Debra Mason is challenging a Circuit Court ruling on alimony awarded to her in 2011 from her former husband, Charles Mason. The circuit court terminated alimony based on a 2013 statute that allows termination of alimony when a party is cohabitating. She said the 2013 law should not be applied retroactively. The circuit court said it was not applied retroactively, but prospectively to future alimony payments. The Court of Appeals sent to the Supreme Court the question of validity and interpretation of the 2013 law.

The Supreme Court held that the 2013 law doesn’t automatically terminate alimony awards and sent the case back to the Court of Appeals for a hearing on the merits:


But … in a footnote, the Supreme Court decision by Justice Shawn Womack said, with pointed remarks emphasized:

We note that the briefs the court of appeals certified to us are deficient. The appellee raised his statutory argument in a motion for summary judgment. Debra 6led a response and Charles filed an additional reply. The circuit court held a hearing on May 5, 2014, and issued an order on June 17, 2014, denying the appellee’s motion for summary judgment.

None of the mentioned pleadings, hearings, orders, or briefs and exhibits are included in the abstract or addendum.

Our rules require that the parties include in the abstract and addendum everything that is essential to our understanding and ability to decide the issues on appeal. We typically require rebriefing when the briefs are insufficient for us to address the merits. We nevertheless did not order rebriefing from this court because we were able to answer the certified question without the additional information. We remand to the court of appeals to address the briefing deficiencies and the underlying merits of the case. It is unfortunate that this case was certified to our court in its current state. ‘We note that with twelve judges, twenty-four law clerks, and four staff attorneys, that the court of appeals has sufficient resources to spot such deficiencies. In the future, we expect the court of appeals to ensure that the briefs comply with our rules prior to certifying a case to this court.

Chief Justice Dan Kemp dissented from the majority opinion. He said he wouldn’t have even answered the certified question “Because appellant Debra Mason has submitted a brief with a deficient abstract and addendum in violation of Arkansas Supreme Court Rule 4-2(a)(5), (8) (2016).”


This is the latest of sniping that broke out in the open when a Court of Appeals opinion complained about the way the Supreme Court had dumped some new prisoner appeal work on the Court of Appeals despite a staff of attorneys to work on such cases.
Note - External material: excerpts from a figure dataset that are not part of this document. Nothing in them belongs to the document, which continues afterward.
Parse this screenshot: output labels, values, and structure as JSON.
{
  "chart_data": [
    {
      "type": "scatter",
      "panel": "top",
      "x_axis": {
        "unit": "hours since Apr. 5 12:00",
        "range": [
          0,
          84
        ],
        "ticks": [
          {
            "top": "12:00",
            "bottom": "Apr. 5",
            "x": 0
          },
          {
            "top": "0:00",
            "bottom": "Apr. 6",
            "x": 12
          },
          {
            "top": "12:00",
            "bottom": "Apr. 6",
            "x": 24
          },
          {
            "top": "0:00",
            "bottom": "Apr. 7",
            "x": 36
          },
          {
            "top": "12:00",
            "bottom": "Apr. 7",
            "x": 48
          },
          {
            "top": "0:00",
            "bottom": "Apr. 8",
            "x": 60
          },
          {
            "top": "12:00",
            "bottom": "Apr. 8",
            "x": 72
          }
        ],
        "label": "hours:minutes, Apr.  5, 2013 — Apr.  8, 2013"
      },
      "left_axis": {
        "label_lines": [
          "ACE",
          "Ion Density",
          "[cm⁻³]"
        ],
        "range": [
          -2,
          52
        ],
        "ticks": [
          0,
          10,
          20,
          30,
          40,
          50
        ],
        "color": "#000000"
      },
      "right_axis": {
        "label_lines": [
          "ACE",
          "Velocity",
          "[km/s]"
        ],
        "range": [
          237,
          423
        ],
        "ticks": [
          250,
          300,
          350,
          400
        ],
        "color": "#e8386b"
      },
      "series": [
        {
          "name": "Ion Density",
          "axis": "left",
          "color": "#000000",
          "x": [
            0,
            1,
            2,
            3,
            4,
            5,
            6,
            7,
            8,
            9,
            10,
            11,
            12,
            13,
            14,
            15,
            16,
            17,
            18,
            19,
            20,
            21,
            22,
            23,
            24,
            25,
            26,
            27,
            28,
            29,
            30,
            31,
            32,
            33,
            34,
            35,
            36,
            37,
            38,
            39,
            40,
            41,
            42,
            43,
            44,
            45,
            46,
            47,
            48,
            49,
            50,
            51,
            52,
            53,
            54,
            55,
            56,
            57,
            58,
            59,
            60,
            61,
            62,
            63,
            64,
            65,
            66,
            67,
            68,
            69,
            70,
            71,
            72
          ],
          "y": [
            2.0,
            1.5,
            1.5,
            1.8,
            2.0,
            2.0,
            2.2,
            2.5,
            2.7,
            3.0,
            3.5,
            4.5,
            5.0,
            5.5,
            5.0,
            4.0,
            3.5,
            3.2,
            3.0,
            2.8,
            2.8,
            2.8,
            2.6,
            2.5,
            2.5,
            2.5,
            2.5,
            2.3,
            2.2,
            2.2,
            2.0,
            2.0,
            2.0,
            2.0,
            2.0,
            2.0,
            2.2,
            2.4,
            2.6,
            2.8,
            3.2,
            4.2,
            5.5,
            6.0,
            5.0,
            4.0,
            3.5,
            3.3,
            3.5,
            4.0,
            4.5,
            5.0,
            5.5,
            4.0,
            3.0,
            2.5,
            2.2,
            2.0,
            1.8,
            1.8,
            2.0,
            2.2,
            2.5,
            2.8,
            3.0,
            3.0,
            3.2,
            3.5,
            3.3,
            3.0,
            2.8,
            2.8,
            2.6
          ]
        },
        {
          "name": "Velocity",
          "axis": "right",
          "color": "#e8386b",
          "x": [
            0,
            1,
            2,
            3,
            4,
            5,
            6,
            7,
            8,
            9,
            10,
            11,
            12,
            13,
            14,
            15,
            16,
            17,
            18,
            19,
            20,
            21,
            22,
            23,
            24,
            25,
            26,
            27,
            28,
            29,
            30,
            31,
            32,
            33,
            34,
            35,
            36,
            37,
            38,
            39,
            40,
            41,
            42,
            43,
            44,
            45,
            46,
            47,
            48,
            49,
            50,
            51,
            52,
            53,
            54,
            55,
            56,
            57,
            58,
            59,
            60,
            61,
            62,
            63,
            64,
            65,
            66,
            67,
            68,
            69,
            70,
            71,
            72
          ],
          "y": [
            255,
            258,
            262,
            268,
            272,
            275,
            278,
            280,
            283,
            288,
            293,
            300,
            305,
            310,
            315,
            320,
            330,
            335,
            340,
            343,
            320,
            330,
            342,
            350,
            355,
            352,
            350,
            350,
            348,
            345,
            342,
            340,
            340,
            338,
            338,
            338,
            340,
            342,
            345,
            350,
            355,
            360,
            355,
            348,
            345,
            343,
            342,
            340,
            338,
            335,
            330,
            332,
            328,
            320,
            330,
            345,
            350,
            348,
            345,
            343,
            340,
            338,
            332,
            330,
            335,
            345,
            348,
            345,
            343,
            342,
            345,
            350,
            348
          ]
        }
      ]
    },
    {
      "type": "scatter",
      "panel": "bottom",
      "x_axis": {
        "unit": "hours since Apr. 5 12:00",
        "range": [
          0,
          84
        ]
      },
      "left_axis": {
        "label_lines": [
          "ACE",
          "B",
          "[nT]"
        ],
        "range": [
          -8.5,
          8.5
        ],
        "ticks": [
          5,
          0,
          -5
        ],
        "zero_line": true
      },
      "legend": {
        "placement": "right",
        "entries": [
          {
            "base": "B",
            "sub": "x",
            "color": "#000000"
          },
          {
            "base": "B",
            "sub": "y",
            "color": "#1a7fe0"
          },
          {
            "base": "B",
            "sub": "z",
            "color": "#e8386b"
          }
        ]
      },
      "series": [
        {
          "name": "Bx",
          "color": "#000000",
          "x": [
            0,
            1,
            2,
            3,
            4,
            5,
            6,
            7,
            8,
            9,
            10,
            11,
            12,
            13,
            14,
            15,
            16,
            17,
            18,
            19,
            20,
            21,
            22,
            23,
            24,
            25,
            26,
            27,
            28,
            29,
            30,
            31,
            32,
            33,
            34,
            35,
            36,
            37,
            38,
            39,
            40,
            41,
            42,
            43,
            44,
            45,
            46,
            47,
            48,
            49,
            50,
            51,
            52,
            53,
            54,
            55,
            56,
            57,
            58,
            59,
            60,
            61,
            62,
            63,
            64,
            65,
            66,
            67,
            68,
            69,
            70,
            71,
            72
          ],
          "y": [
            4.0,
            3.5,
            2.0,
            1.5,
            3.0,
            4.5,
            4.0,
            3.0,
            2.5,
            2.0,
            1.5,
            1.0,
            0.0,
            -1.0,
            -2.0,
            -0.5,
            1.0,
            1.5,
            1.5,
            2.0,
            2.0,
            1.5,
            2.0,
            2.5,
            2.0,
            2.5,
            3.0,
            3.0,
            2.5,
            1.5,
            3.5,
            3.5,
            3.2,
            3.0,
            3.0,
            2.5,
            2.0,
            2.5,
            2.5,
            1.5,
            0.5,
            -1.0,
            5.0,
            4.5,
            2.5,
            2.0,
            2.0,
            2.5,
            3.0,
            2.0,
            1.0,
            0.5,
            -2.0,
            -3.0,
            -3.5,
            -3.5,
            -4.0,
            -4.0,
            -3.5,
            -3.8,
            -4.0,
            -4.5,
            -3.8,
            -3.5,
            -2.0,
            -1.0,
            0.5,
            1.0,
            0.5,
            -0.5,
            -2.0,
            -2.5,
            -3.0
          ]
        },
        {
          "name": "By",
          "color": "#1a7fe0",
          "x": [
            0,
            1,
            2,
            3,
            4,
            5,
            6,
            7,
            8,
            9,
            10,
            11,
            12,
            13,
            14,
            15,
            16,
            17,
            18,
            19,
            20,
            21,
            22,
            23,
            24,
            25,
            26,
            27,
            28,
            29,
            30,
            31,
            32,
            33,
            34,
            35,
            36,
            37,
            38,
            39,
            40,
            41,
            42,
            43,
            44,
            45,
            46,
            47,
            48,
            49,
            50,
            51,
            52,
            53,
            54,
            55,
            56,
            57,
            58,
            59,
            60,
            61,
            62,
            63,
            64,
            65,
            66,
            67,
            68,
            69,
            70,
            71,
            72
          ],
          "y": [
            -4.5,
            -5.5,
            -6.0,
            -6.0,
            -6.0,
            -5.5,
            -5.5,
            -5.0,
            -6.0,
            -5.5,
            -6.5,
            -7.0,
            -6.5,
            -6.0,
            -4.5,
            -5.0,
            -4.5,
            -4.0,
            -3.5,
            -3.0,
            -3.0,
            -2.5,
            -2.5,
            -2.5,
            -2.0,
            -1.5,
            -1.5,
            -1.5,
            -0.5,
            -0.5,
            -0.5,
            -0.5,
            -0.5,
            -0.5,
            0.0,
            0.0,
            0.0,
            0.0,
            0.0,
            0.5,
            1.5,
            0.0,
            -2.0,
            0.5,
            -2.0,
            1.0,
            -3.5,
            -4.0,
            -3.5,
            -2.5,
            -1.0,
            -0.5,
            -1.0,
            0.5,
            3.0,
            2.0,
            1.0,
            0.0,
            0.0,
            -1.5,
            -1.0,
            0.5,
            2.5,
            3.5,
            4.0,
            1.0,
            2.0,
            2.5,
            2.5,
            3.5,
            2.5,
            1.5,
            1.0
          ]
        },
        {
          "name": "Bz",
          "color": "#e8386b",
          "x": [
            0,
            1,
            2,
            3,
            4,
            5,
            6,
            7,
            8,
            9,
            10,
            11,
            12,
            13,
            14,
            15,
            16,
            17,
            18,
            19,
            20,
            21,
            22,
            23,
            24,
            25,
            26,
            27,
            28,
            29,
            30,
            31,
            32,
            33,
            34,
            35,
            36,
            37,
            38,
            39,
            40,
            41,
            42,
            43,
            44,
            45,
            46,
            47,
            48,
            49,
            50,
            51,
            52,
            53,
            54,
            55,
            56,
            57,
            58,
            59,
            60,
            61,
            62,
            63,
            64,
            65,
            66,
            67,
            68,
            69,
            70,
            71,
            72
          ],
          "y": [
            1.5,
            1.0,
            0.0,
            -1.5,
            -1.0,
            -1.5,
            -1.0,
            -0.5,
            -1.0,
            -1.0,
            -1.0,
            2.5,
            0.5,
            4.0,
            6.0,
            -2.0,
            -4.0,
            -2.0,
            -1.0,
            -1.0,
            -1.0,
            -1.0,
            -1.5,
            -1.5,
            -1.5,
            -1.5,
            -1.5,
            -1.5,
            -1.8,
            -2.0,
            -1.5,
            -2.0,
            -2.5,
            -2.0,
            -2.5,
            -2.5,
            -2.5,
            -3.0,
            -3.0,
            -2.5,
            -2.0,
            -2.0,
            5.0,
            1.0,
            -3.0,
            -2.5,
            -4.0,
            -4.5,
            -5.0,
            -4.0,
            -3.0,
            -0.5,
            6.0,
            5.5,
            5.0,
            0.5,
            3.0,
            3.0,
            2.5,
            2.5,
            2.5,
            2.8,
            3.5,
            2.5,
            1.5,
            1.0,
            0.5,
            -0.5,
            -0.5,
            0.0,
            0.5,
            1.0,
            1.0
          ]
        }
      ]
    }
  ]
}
That drew a sharp rejoinder from the Supreme Court and Rita Gruber, chief judge of the Court of Appeals, was called in for an ambush personal remonstrance by the full Supreme Court.  A backdrop to the feuding is long-simmering unhappiness at the Supreme Court that they make only $5,000 a year more than Court of Appeals judges, who also get mileage expenses for travel to homes in the districts from which they are required to run. The Supreme Court is elected statewide.

Kemp recently asked the state pay commission for an 11 percent pay increase for justices, who make $166,500 and a 2 percent raise for the Court of Appeals, whose judges make $161,500. The pay commission recommended a 2 percent increase for all.